Everybody argues everything. This is separate from opinion just because it is, don't argue with me about it. If I say I can't eat something just accept it, don't tell me it won't hurt or it's no big deal. If I complain to my mom that my blood sugar is higher than I like she argues with me that no it's a good blood sugar. Further I try to stick a schedule with my eating but she doesn't seem to understand that.
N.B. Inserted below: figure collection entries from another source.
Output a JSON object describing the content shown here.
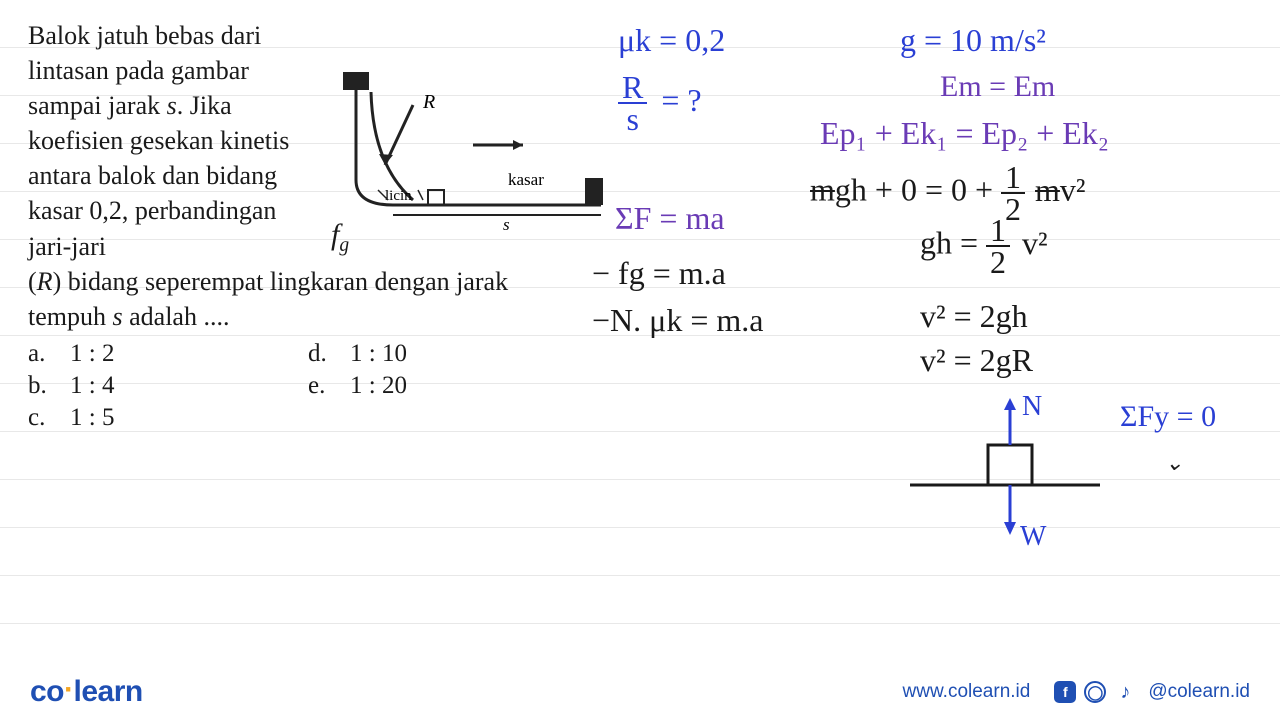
{
  "problem": {
    "text_wrap": "Balok jatuh bebas dari lintasan pada gambar sampai jarak <i>s</i>. Jika koefisien gesekan kinetis antara balok dan bidang kasar 0,2, perbandingan jari-jari",
    "text_full": "(<i>R</i>) bidang seperempat lingkaran dengan jarak tempuh <i>s</i> adalah ....",
    "options": [
      {
        "label": "a.",
        "value": "1 : 2"
      },
      {
        "label": "b.",
        "value": "1 : 4"
      },
      {
        "label": "c.",
        "value": "1 : 5"
      },
      {
        "label": "d.",
        "value": "1 : 10"
      },
      {
        "label": "e.",
        "value": "1 : 20"
      }
    ]
  },
  "diagram": {
    "label_R": "R",
    "label_licin": "licin",
    "label_kasar": "kasar",
    "label_s": "s",
    "annot_fg": "f",
    "annot_fg_sub": "g"
  },
  "work": {
    "l1": "μk = 0,2",
    "l2": "g = 10 m/s²",
    "l3_num": "R",
    "l3_den": "s",
    "l3_rhs": "= ?",
    "l4": "Em = Em",
    "l5": "Ep₁ + Ek₁  =  Ep₂ + Ek₂",
    "l6a": "m",
    "l6b": "gh + 0 = 0 + ",
    "l6c_num": "1",
    "l6c_den": "2",
    "l6d": "m",
    "l6e": "v²",
    "l7": "ΣF = ma",
    "l8a": "gh = ",
    "l8b_num": "1",
    "l8b_den": "2",
    "l8c": "v²",
    "l9": "− fg  = m.a",
    "l10": "v² = 2gh",
    "l11": "−N. μk = m.a",
    "l12": "v² = 2gR",
    "l13": "N",
    "l14": "ΣFy = 0",
    "l15": "W"
  },
  "footer": {
    "brand_a": "co",
    "brand_b": "learn",
    "url": "www.colearn.id",
    "handle": "@colearn.id"
  },
  "style": {
    "blue": "#2a3fd4",
    "purple": "#6a3bb5",
    "black": "#1a1a1a",
    "hw_size": 30
  }
}
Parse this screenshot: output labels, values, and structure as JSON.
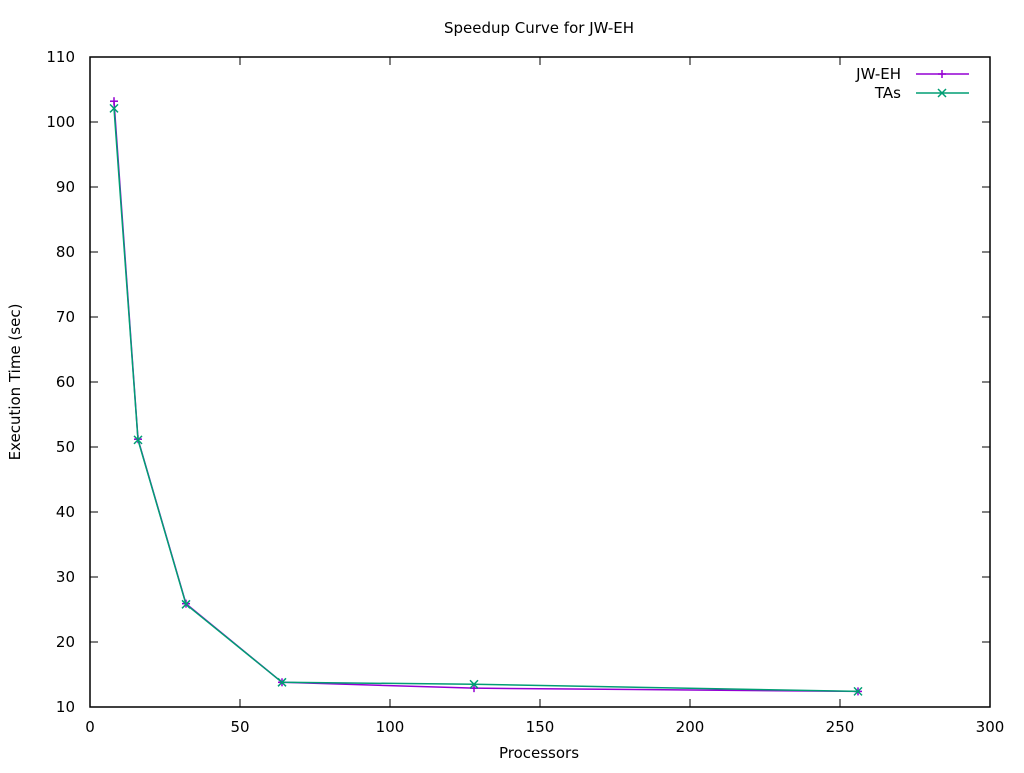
{
  "chart_data": {
    "type": "line",
    "title": "Speedup Curve for JW-EH",
    "xlabel": "Processors",
    "ylabel": "Execution Time (sec)",
    "xlim": [
      0,
      300
    ],
    "ylim": [
      10,
      110
    ],
    "x_ticks": [
      0,
      50,
      100,
      150,
      200,
      250,
      300
    ],
    "y_ticks": [
      10,
      20,
      30,
      40,
      50,
      60,
      70,
      80,
      90,
      100,
      110
    ],
    "grid": false,
    "legend_position": "top-right",
    "series": [
      {
        "name": "JW-EH",
        "color": "#9400d3",
        "marker": "plus",
        "x": [
          8,
          16,
          32,
          64,
          128,
          256
        ],
        "y": [
          103.2,
          51.2,
          25.9,
          13.8,
          12.9,
          12.4
        ]
      },
      {
        "name": "TAs",
        "color": "#009e73",
        "marker": "cross",
        "x": [
          8,
          16,
          32,
          64,
          128,
          256
        ],
        "y": [
          102.1,
          51.1,
          25.8,
          13.8,
          13.5,
          12.4
        ]
      }
    ]
  }
}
Figuring out my blood sugar: ok here's the thing I'm a student with two part time jobs, I have an insane schedule and it's far from consistent so my fast is not always the same length, it can range from 8-14 hours throughout the week. I understand then that my sugar is going to vary but honestly the best I've been able to get it is a 5.8 and that's with a 4 hour shift at work the previous day and a 14 hour fast. Most mornings I'm in the 6.2-6.8 range. The highest I've been was 7.3 and that involved cake and a piece of fried chicken so it's not like I'm doing terribly but I'd like to get in that 5 range more. I want some leeway is all, I want to have a freaking muffin now and then.
The physical activity, ok I am not joining a gym, I'm not explaining why, it just won't work for me. My lifestyle has improved and is making a difference so I don't think a trainer will make that much of a difference and it's just not possible for my situation. I've tried treadmills and it was the most boring experience in my life, I am being more active around the house and summer will equal mowing of the lawn almost daily so it's not a big deal but honestly I'm a grad student working on a thesis.
Cooking, ok I like to cook but it takes time and therefore I try to cook for multiple meals at once but this doesn't work well when everybody eats my food. My mom asked me to put a lasagna on for her for supper for when she got home. I did, however apparently my chicken stirfry looked more appetizing to her so now I don't have a lunch and have to find something other than salad at this school (god I'm sick of salad) that I can eat today. I'm not mad at her, hell she paid for the food but it is really frustrating.